Je laisserai ici de côté les “prénoms révolutionnaires” ou “républicains” que l’on trouve un peu partout en France au début de la décennie 1790.
Je me concentrerai juste sur Joffre, Joffrette et Joffrine, qui connaissent un petit engouement populaire entre 1914 et 1918. Le graphique suivant montre le nombre de Joffre, Joffrette et Joffrine nés chaque année depuis 1914 (ces prénoms n’existent pas avant).

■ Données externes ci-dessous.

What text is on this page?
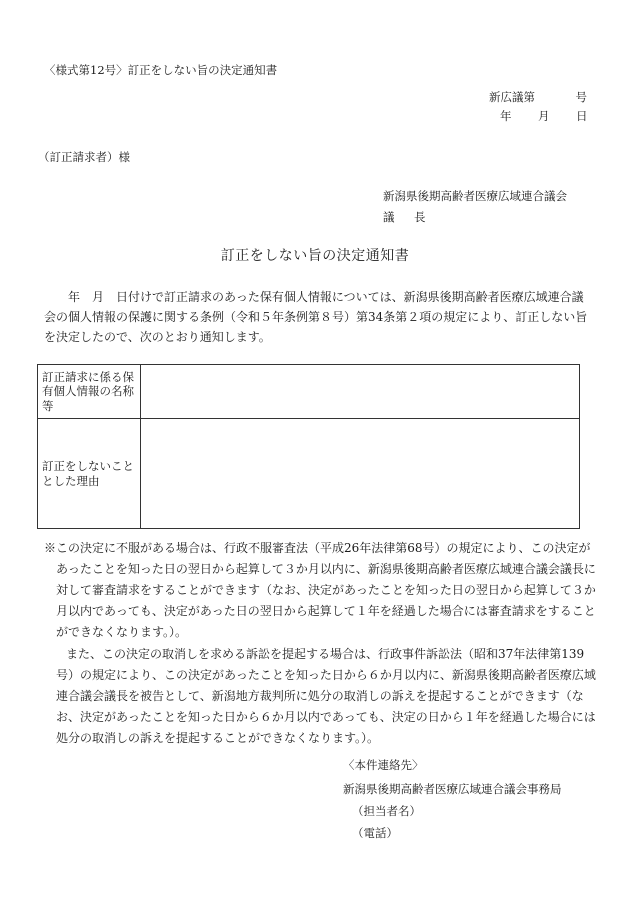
〈様式第12号〉訂正をしない旨の決定通知書
新広議第	号
年 月 日
（訂正請求者）様
新潟県後期高齢者医療広域連合議会
議　長
訂正をしない旨の決定通知書
年　月　日付けで訂正請求のあった保有個人情報については、新潟県後期高齢者医療広域連合議会の個人情報の保護に関する条例（令和５年条例第８号）第34条第２項の規定により、訂正しない旨を決定したので、次のとおり通知します。
訂正請求に係る保有個人情報の名称等	
訂正をしないこととした理由	
※この決定に不服がある場合は、行政不服審査法（平成26年法律第68号）の規定により、この決定があったことを知った日の翌日から起算して３か月以内に、新潟県後期高齢者医療広域連合議会議長に対して審査請求をすることができます（なお、決定があったことを知った日の翌日から起算して３か月以内であっても、決定があった日の翌日から起算して１年を経過した場合には審査請求をすることができなくなります。）。
また、この決定の取消しを求める訴訟を提起する場合は、行政事件訴訟法（昭和37年法律第139号）の規定により、この決定があったことを知った日から６か月以内に、新潟県後期高齢者医療広域連合議会議長を被告として、新潟地方裁判所に処分の取消しの訴えを提起することができます（なお、決定があったことを知った日から６か月以内であっても、決定の日から１年を経過した場合には処分の取消しの訴えを提起することができなくなります。）。
〈本件連絡先〉
新潟県後期高齢者医療広域連合議会事務局
（担当者名）
（電話）
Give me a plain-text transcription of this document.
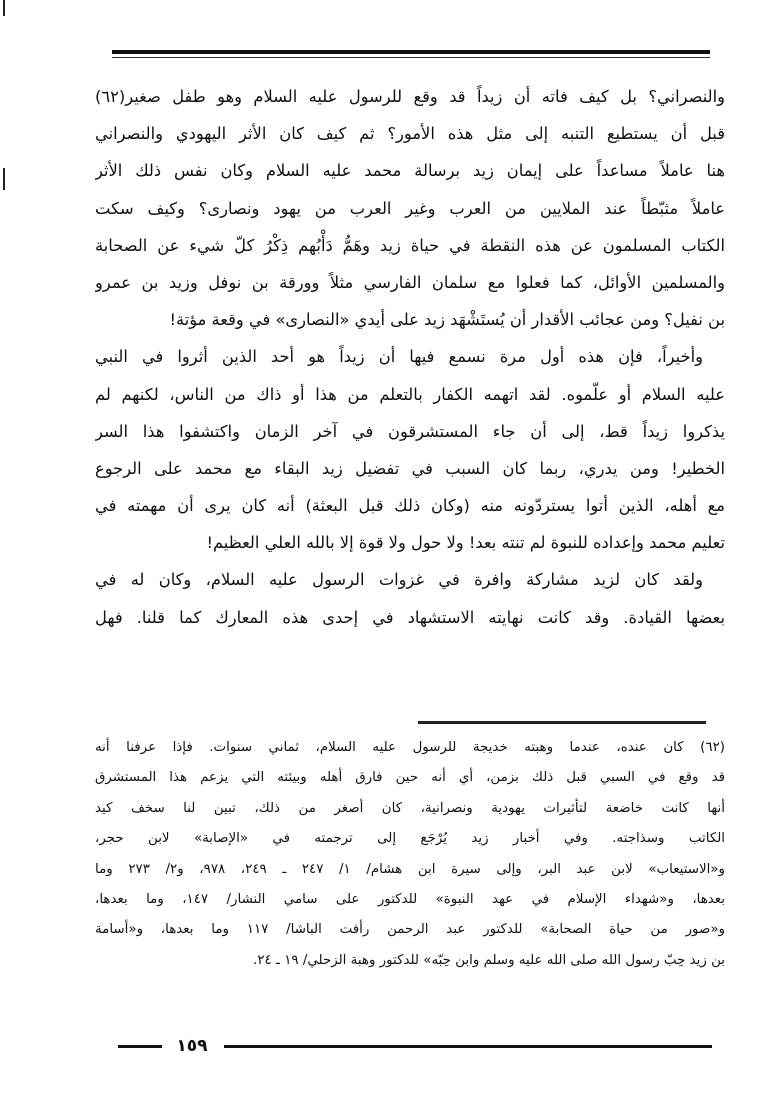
والنصراني؟ بل كيف فاته أن زيداً قد وقع للرسول عليه السلام وهو طفل صغير(٦٢)
قبل أن يستطيع التنبه إلى مثل هذه الأمور؟ ثم كيف كان الأثر اليهودي والنصراني
هنا عاملاً مساعداً على إيمان زيد برسالة محمد عليه السلام وكان نفس ذلك الأثر
عاملاً مثبّطاً عند الملايين من العرب وغير العرب من يهود ونصارى؟ وكيف سكت
الكتاب المسلمون عن هذه النقطة في حياة زيد وهَمُّ دَأْبُهم ذِكْرُ كلّ شيء عن الصحابة
والمسلمين الأوائل، كما فعلوا مع سلمان الفارسي مثلاً وورقة بن نوفل وزيد بن عمرو
بن نفيل؟ ومن عجائب الأقدار أن يُستَشْهَد زيد على أيدي «النصارى» في وقعة مؤتة!
وأخيراً، فإن هذه أول مرة نسمع فيها أن زيداً هو أحد الذين أثروا في النبي
عليه السلام أو علّموه. لقد اتهمه الكفار بالتعلم من هذا أو ذاك من الناس، لكنهم لم
يذكروا زيداً قط، إلى أن جاء المستشرقون في آخر الزمان واكتشفوا هذا السر
الخطير! ومن يدري، ربما كان السبب في تفضيل زيد البقاء مع محمد على الرجوع
مع أهله، الذين أتوا يستردّونه منه (وكان ذلك قبل البعثة) أنه كان يرى أن مهمته في
تعليم محمد وإعداده للنبوة لم تنته بعد! ولا حول ولا قوة إلا بالله العلي العظيم!
ولقد كان لزيد مشاركة وافرة في غزوات الرسول عليه السلام، وكان له في
بعضها القيادة. وقد كانت نهايته الاستشهاد في إحدى هذه المعارك كما قلنا. فهل
(٦٢) كان عنده، عندما وهبته خديجة للرسول عليه السلام، ثماني سنوات. فإذا عرفنا أنه
قد وقع في السبي قبل ذلك بزمن، أي أنه حين فارق أهله وبيئته التي يزعم هذا المستشرق
أنها كانت خاضعة لتأثيرات يهودية ونصرانية، كان أصغر من ذلك، تبين لنا سخف كيد
الكاتب وسذاجته. وفي أخبار زيد يُرْجَع إلى ترجمته في «الإصابة» لابن حجر،
و«الاستيعاب» لابن عبد البر، وإلى سيرة ابن هشام/ ١/ ٢٤٧ ـ ٢٤٩، ٩٧٨، و٢/ ٢٧٣ وما
بعدها، و«شهداء الإسلام في عهد النبوة» للدكتور على سامي النشار/ ١٤٧، وما بعدها،
و«صور من حياة الصحابة» للدكتور عبد الرحمن رأفت الباشا/ ١١٧ وما بعدها، و«أسامة
بن زيد حِبّ رسول الله صلى الله عليه وسلم وابن حِبّه» للدكتور وهبة الزحلي/ ١٩ ـ ٢٤.
١٥٩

source : INSEE, fichier des prénoms
Plus largement, le choix des prénoms était, en 1914, fortement encadré par les officiers de l’état civil : l’on trouve donc plusieurs articles de journaux de l’époque qui essaient d’expliquer que ce n’est que parce que le personnage est entré dans l’Histoire qu’il est possible de nommer son fils Joffre. Il semble aussi que Joffre ait souvent été donné comme second prénom, comme prénom invisible. Le 14 novembre 1915, on trouve cet entrefilet dans Le Petit Parisien, page 2 :
A Troy, un brave ouvrier de ferme vient, en témoignage de l’admiration qu’il professe pour notre généralissime, de donner les prénoms de Joffre et Joffrette à deux jumeaux…
Cet engouement donnera à la sociologie Joffre Dumazedier (né en 1915).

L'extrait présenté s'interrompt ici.